Massacro di Milano, la collega che gli ha fatto perdere la testa: «L'ho sempre rifiutato»

Si è trovata catapultata in questa vicenda senza aver fatto nulla, solo per essere stata l'oggetto passivo del morboso desiderio di un uomo poi travolto dalla follia.

E la donna di cui si era invaghito pazzamente Carlo Lissi, senza però essere stato mai corrisposto.
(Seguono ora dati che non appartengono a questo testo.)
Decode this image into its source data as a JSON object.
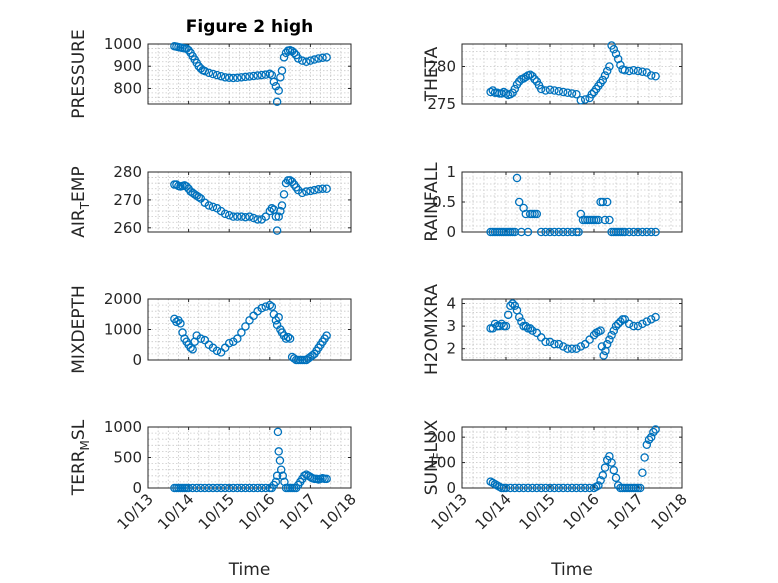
{
  "chart_data": [
    {
      "type": "scatter",
      "title": "Figure 2 high",
      "xlabel": "",
      "ylabel": "PRESSURE",
      "ylim": [
        730,
        1000
      ],
      "yticks": [
        800,
        900,
        1000
      ],
      "xlim": [
        0,
        5
      ],
      "xticks": [
        0,
        1,
        2,
        3,
        4,
        5
      ],
      "xticklabels": [],
      "grid": true,
      "x": [
        0.65,
        0.7,
        0.75,
        0.8,
        0.85,
        0.9,
        0.95,
        1.0,
        1.05,
        1.1,
        1.15,
        1.2,
        1.25,
        1.3,
        1.35,
        1.4,
        1.5,
        1.6,
        1.7,
        1.8,
        1.9,
        2.0,
        2.1,
        2.2,
        2.3,
        2.4,
        2.5,
        2.6,
        2.7,
        2.8,
        2.9,
        3.0,
        3.05,
        3.1,
        3.15,
        3.18,
        3.22,
        3.26,
        3.3,
        3.35,
        3.4,
        3.45,
        3.5,
        3.55,
        3.6,
        3.65,
        3.7,
        3.8,
        3.9,
        4.0,
        4.1,
        4.2,
        4.3,
        4.4
      ],
      "y": [
        990,
        988,
        986,
        984,
        982,
        981,
        979,
        972,
        960,
        945,
        930,
        915,
        900,
        890,
        882,
        878,
        870,
        865,
        860,
        855,
        850,
        848,
        847,
        848,
        850,
        852,
        854,
        856,
        858,
        860,
        862,
        866,
        860,
        830,
        810,
        740,
        790,
        850,
        880,
        940,
        960,
        970,
        972,
        968,
        960,
        950,
        935,
        925,
        920,
        925,
        930,
        935,
        938,
        940
      ]
    },
    {
      "type": "scatter",
      "xlabel": "",
      "ylabel": "THETA",
      "ylim": [
        275,
        283
      ],
      "yticks": [
        275,
        280
      ],
      "xlim": [
        0,
        5
      ],
      "xticks": [
        0,
        1,
        2,
        3,
        4,
        5
      ],
      "xticklabels": [],
      "grid": true,
      "x": [
        0.65,
        0.7,
        0.75,
        0.8,
        0.85,
        0.9,
        0.95,
        1.0,
        1.05,
        1.1,
        1.15,
        1.2,
        1.25,
        1.3,
        1.35,
        1.4,
        1.45,
        1.5,
        1.55,
        1.6,
        1.65,
        1.7,
        1.75,
        1.8,
        1.9,
        2.0,
        2.1,
        2.2,
        2.3,
        2.4,
        2.5,
        2.6,
        2.7,
        2.8,
        2.9,
        2.95,
        3.0,
        3.05,
        3.1,
        3.15,
        3.2,
        3.25,
        3.3,
        3.35,
        3.4,
        3.45,
        3.5,
        3.55,
        3.6,
        3.65,
        3.7,
        3.8,
        3.9,
        4.0,
        4.1,
        4.2,
        4.3,
        4.4
      ],
      "y": [
        276.6,
        276.8,
        276.5,
        276.5,
        276.4,
        276.4,
        276.6,
        276.4,
        276.2,
        276.3,
        276.5,
        277.0,
        277.6,
        278.0,
        278.3,
        278.4,
        278.6,
        278.8,
        278.9,
        278.7,
        278.3,
        278.0,
        277.5,
        277.0,
        276.8,
        276.9,
        276.8,
        276.7,
        276.6,
        276.5,
        276.4,
        276.3,
        275.5,
        275.6,
        275.8,
        276.3,
        276.6,
        277.0,
        277.4,
        277.8,
        278.2,
        278.8,
        279.4,
        280.0,
        282.8,
        282.3,
        281.7,
        281.0,
        280.2,
        279.6,
        279.5,
        279.4,
        279.5,
        279.4,
        279.3,
        279.2,
        278.8,
        278.7
      ]
    },
    {
      "type": "scatter",
      "xlabel": "",
      "ylabel": "AIR_TEMP",
      "ylim": [
        258.5,
        280
      ],
      "yticks": [
        260,
        270,
        280
      ],
      "xlim": [
        0,
        5
      ],
      "xticks": [
        0,
        1,
        2,
        3,
        4,
        5
      ],
      "xticklabels": [],
      "grid": true,
      "x": [
        0.65,
        0.7,
        0.75,
        0.8,
        0.85,
        0.9,
        0.95,
        1.0,
        1.05,
        1.1,
        1.15,
        1.2,
        1.25,
        1.3,
        1.4,
        1.5,
        1.6,
        1.7,
        1.8,
        1.9,
        2.0,
        2.1,
        2.2,
        2.3,
        2.4,
        2.5,
        2.6,
        2.7,
        2.8,
        2.9,
        3.0,
        3.05,
        3.1,
        3.15,
        3.18,
        3.22,
        3.26,
        3.3,
        3.35,
        3.4,
        3.45,
        3.5,
        3.55,
        3.6,
        3.65,
        3.7,
        3.8,
        3.9,
        4.0,
        4.1,
        4.2,
        4.3,
        4.4
      ],
      "y": [
        275.5,
        275.5,
        275.0,
        274.8,
        275.0,
        275.2,
        274.8,
        274.0,
        273.0,
        272.5,
        272.0,
        271.5,
        271.0,
        270.5,
        269.0,
        268.0,
        267.5,
        267.0,
        266.0,
        265.0,
        264.5,
        264.0,
        264.0,
        264.0,
        263.8,
        264.0,
        263.5,
        263.0,
        263.0,
        264.0,
        266.0,
        267.0,
        266.5,
        264.0,
        259.0,
        264.0,
        266.0,
        268.0,
        272.0,
        276.0,
        277.0,
        277.0,
        276.5,
        275.5,
        274.5,
        273.5,
        272.5,
        273.0,
        273.2,
        273.5,
        273.8,
        274.0,
        274.0
      ]
    },
    {
      "type": "scatter",
      "xlabel": "",
      "ylabel": "RAINFALL",
      "ylim": [
        0,
        1
      ],
      "yticks": [
        0,
        0.5,
        1
      ],
      "xlim": [
        0,
        5
      ],
      "xticks": [
        0,
        1,
        2,
        3,
        4,
        5
      ],
      "xticklabels": [],
      "grid": true,
      "x": [
        0.65,
        0.7,
        0.75,
        0.8,
        0.85,
        0.9,
        0.95,
        1.0,
        1.05,
        1.1,
        1.15,
        1.2,
        1.25,
        1.3,
        1.35,
        1.4,
        1.45,
        1.5,
        1.55,
        1.6,
        1.65,
        1.7,
        1.8,
        1.9,
        2.0,
        2.1,
        2.2,
        2.3,
        2.4,
        2.5,
        2.6,
        2.65,
        2.7,
        2.75,
        2.8,
        2.85,
        2.9,
        2.95,
        3.0,
        3.05,
        3.1,
        3.15,
        3.2,
        3.25,
        3.3,
        3.35,
        3.4,
        3.45,
        3.5,
        3.55,
        3.6,
        3.65,
        3.7,
        3.8,
        3.9,
        4.0,
        4.1,
        4.2,
        4.3,
        4.4
      ],
      "y": [
        0,
        0,
        0,
        0,
        0,
        0,
        0,
        0,
        0,
        0,
        0,
        0,
        0.9,
        0.5,
        0,
        0.4,
        0.3,
        0,
        0.3,
        0.3,
        0.3,
        0.3,
        0,
        0,
        0,
        0,
        0,
        0,
        0,
        0,
        0,
        0,
        0.3,
        0.2,
        0.2,
        0.2,
        0.2,
        0.2,
        0.2,
        0.2,
        0.2,
        0.5,
        0.5,
        0.2,
        0.5,
        0.2,
        0,
        0,
        0,
        0,
        0,
        0,
        0,
        0,
        0,
        0,
        0,
        0,
        0,
        0
      ]
    },
    {
      "type": "scatter",
      "xlabel": "",
      "ylabel": "MIXDEPTH",
      "ylim": [
        0,
        2000
      ],
      "yticks": [
        0,
        1000,
        2000
      ],
      "xlim": [
        0,
        5
      ],
      "xticks": [
        0,
        1,
        2,
        3,
        4,
        5
      ],
      "xticklabels": [],
      "grid": true,
      "x": [
        0.65,
        0.7,
        0.75,
        0.8,
        0.85,
        0.9,
        0.95,
        1.0,
        1.05,
        1.1,
        1.15,
        1.2,
        1.3,
        1.4,
        1.5,
        1.6,
        1.7,
        1.8,
        1.9,
        2.0,
        2.1,
        2.2,
        2.3,
        2.4,
        2.5,
        2.6,
        2.7,
        2.8,
        2.9,
        3.0,
        3.05,
        3.1,
        3.15,
        3.18,
        3.22,
        3.26,
        3.3,
        3.35,
        3.4,
        3.45,
        3.5,
        3.55,
        3.6,
        3.65,
        3.7,
        3.75,
        3.8,
        3.85,
        3.9,
        3.95,
        4.0,
        4.05,
        4.1,
        4.15,
        4.2,
        4.25,
        4.3,
        4.35,
        4.4
      ],
      "y": [
        1350,
        1250,
        1300,
        1200,
        900,
        700,
        600,
        500,
        400,
        350,
        600,
        800,
        700,
        650,
        500,
        400,
        300,
        250,
        400,
        550,
        600,
        700,
        900,
        1100,
        1300,
        1450,
        1600,
        1700,
        1750,
        1800,
        1750,
        1500,
        1300,
        1150,
        1400,
        1000,
        900,
        800,
        700,
        750,
        700,
        100,
        50,
        0,
        0,
        0,
        0,
        0,
        0,
        50,
        100,
        150,
        200,
        300,
        400,
        500,
        600,
        700,
        800
      ]
    },
    {
      "type": "scatter",
      "xlabel": "",
      "ylabel": "H2OMIXRA",
      "ylim": [
        1.5,
        4.2
      ],
      "yticks": [
        2,
        3,
        4
      ],
      "xlim": [
        0,
        5
      ],
      "xticks": [
        0,
        1,
        2,
        3,
        4,
        5
      ],
      "xticklabels": [],
      "grid": true,
      "x": [
        0.65,
        0.7,
        0.75,
        0.8,
        0.85,
        0.9,
        0.95,
        1.0,
        1.05,
        1.1,
        1.15,
        1.2,
        1.25,
        1.3,
        1.35,
        1.4,
        1.45,
        1.5,
        1.55,
        1.6,
        1.7,
        1.8,
        1.9,
        2.0,
        2.1,
        2.2,
        2.3,
        2.4,
        2.5,
        2.6,
        2.7,
        2.8,
        2.9,
        3.0,
        3.05,
        3.1,
        3.15,
        3.18,
        3.22,
        3.26,
        3.3,
        3.35,
        3.4,
        3.45,
        3.5,
        3.55,
        3.6,
        3.65,
        3.7,
        3.8,
        3.9,
        4.0,
        4.1,
        4.2,
        4.3,
        4.4
      ],
      "y": [
        2.9,
        2.9,
        3.1,
        3.0,
        3.0,
        3.1,
        3.0,
        3.0,
        3.5,
        3.9,
        4.0,
        3.9,
        3.7,
        3.4,
        3.2,
        3.0,
        3.0,
        2.9,
        2.9,
        2.8,
        2.7,
        2.5,
        2.3,
        2.3,
        2.2,
        2.2,
        2.1,
        2.0,
        2.0,
        2.0,
        2.1,
        2.2,
        2.4,
        2.6,
        2.7,
        2.75,
        2.8,
        2.1,
        1.7,
        1.9,
        2.2,
        2.4,
        2.6,
        2.8,
        3.0,
        3.1,
        3.2,
        3.3,
        3.3,
        3.1,
        3.0,
        3.0,
        3.1,
        3.2,
        3.3,
        3.4
      ]
    },
    {
      "type": "scatter",
      "xlabel": "Time",
      "ylabel": "TERR_MSL",
      "ylim": [
        0,
        1000
      ],
      "yticks": [
        0,
        500,
        1000
      ],
      "xlim": [
        0,
        5
      ],
      "xticks": [
        0,
        1,
        2,
        3,
        4,
        5
      ],
      "xticklabels": [
        "10/13",
        "10/14",
        "10/15",
        "10/16",
        "10/17",
        "10/18"
      ],
      "grid": true,
      "x": [
        0.65,
        0.7,
        0.75,
        0.8,
        0.85,
        0.9,
        0.95,
        1.0,
        1.1,
        1.2,
        1.3,
        1.4,
        1.5,
        1.6,
        1.7,
        1.8,
        1.9,
        2.0,
        2.1,
        2.2,
        2.3,
        2.4,
        2.5,
        2.6,
        2.7,
        2.8,
        2.9,
        3.0,
        3.05,
        3.1,
        3.15,
        3.18,
        3.2,
        3.22,
        3.25,
        3.28,
        3.32,
        3.36,
        3.4,
        3.45,
        3.5,
        3.55,
        3.6,
        3.65,
        3.7,
        3.75,
        3.8,
        3.85,
        3.9,
        3.95,
        4.0,
        4.05,
        4.1,
        4.15,
        4.2,
        4.25,
        4.3,
        4.35,
        4.4
      ],
      "y": [
        0,
        0,
        0,
        0,
        0,
        0,
        0,
        0,
        0,
        0,
        0,
        0,
        0,
        0,
        0,
        0,
        0,
        0,
        0,
        0,
        0,
        0,
        0,
        0,
        0,
        0,
        0,
        0,
        0,
        50,
        100,
        200,
        920,
        600,
        450,
        300,
        200,
        100,
        0,
        0,
        0,
        0,
        0,
        0,
        50,
        100,
        150,
        200,
        220,
        200,
        180,
        160,
        150,
        150,
        140,
        150,
        160,
        150,
        150
      ]
    },
    {
      "type": "scatter",
      "xlabel": "Time",
      "ylabel": "SUN_FLUX",
      "ylim": [
        0,
        240
      ],
      "yticks": [
        0,
        100,
        200
      ],
      "xlim": [
        0,
        5
      ],
      "xticks": [
        0,
        1,
        2,
        3,
        4,
        5
      ],
      "xticklabels": [
        "10/13",
        "10/14",
        "10/15",
        "10/16",
        "10/17",
        "10/18"
      ],
      "grid": true,
      "x": [
        0.65,
        0.7,
        0.75,
        0.8,
        0.85,
        0.9,
        0.95,
        1.0,
        1.1,
        1.2,
        1.3,
        1.4,
        1.5,
        1.6,
        1.7,
        1.8,
        1.9,
        2.0,
        2.1,
        2.2,
        2.3,
        2.4,
        2.5,
        2.6,
        2.7,
        2.8,
        2.9,
        3.0,
        3.05,
        3.1,
        3.15,
        3.2,
        3.25,
        3.3,
        3.35,
        3.4,
        3.45,
        3.5,
        3.55,
        3.6,
        3.65,
        3.7,
        3.75,
        3.8,
        3.85,
        3.9,
        3.95,
        4.0,
        4.05,
        4.1,
        4.15,
        4.2,
        4.25,
        4.3,
        4.35,
        4.4
      ],
      "y": [
        25,
        20,
        15,
        10,
        5,
        0,
        0,
        0,
        0,
        0,
        0,
        0,
        0,
        0,
        0,
        0,
        0,
        0,
        0,
        0,
        0,
        0,
        0,
        0,
        0,
        0,
        0,
        0,
        5,
        10,
        30,
        50,
        80,
        110,
        125,
        100,
        70,
        40,
        10,
        0,
        0,
        0,
        0,
        0,
        0,
        0,
        0,
        0,
        0,
        60,
        120,
        170,
        190,
        200,
        220,
        230
      ]
    }
  ]
}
Di lei, che ovviamente non è indagata, è stato solo detto che ha una trentina d'anni, e da alcuni mesi era stata assunta nella multinazionale di Assago (Milano) dove lavorava l'uomo, che si occupa di sviluppo e consulenza informatica. «Era pazzo di me - ha detto agli investigatori dell'Arma - ma che potevo fare?».



I COMPLIMENTI

Lissi la riempiva di complimenti, e «tutti i giorni» le stava incollato, secondo i molti testimoni, loro colleghi, ai quali l'uomo, pur sposato, non nascondeva la sua passione per la nuova arrivata. Negli ultimi tempi era diventato più pressante: niente di aggressivo, ma si era dichiarato apertamente ricevendo sempre dinieghi. Lei a un certo punto gli avrebbe detto - hanno raccontato i carabinieri che l'hanno rintracciata domenica sera - di «non pensarci nemmeno a mettersi con lui» facendo probabilmente intendere che non ne voleva sapere di un uomo sposato. E soprattutto che lei era fidanzata ed era appena andata a convivere con il suo ragazzo, in una casa nuova. Certo, allo stato degli accertamenti non risulta nemmeno che l'abbia mai insultato o allontanato o che abbia segnalato la situazione ai suoi superiori, ma di queste situazioni border-line, talvolta sottovalutate, se ne trovano tutti i giorni ovunque.



LE IPOTESI

Nella testa dell'uomo, però, l'impossibilità di “avere” questa donna deve aver fatto scattare la follia. Anche se al momento non si può escludere che altre componenti psicologiche abbiano avuto un peso magari perfino altrettanto importante.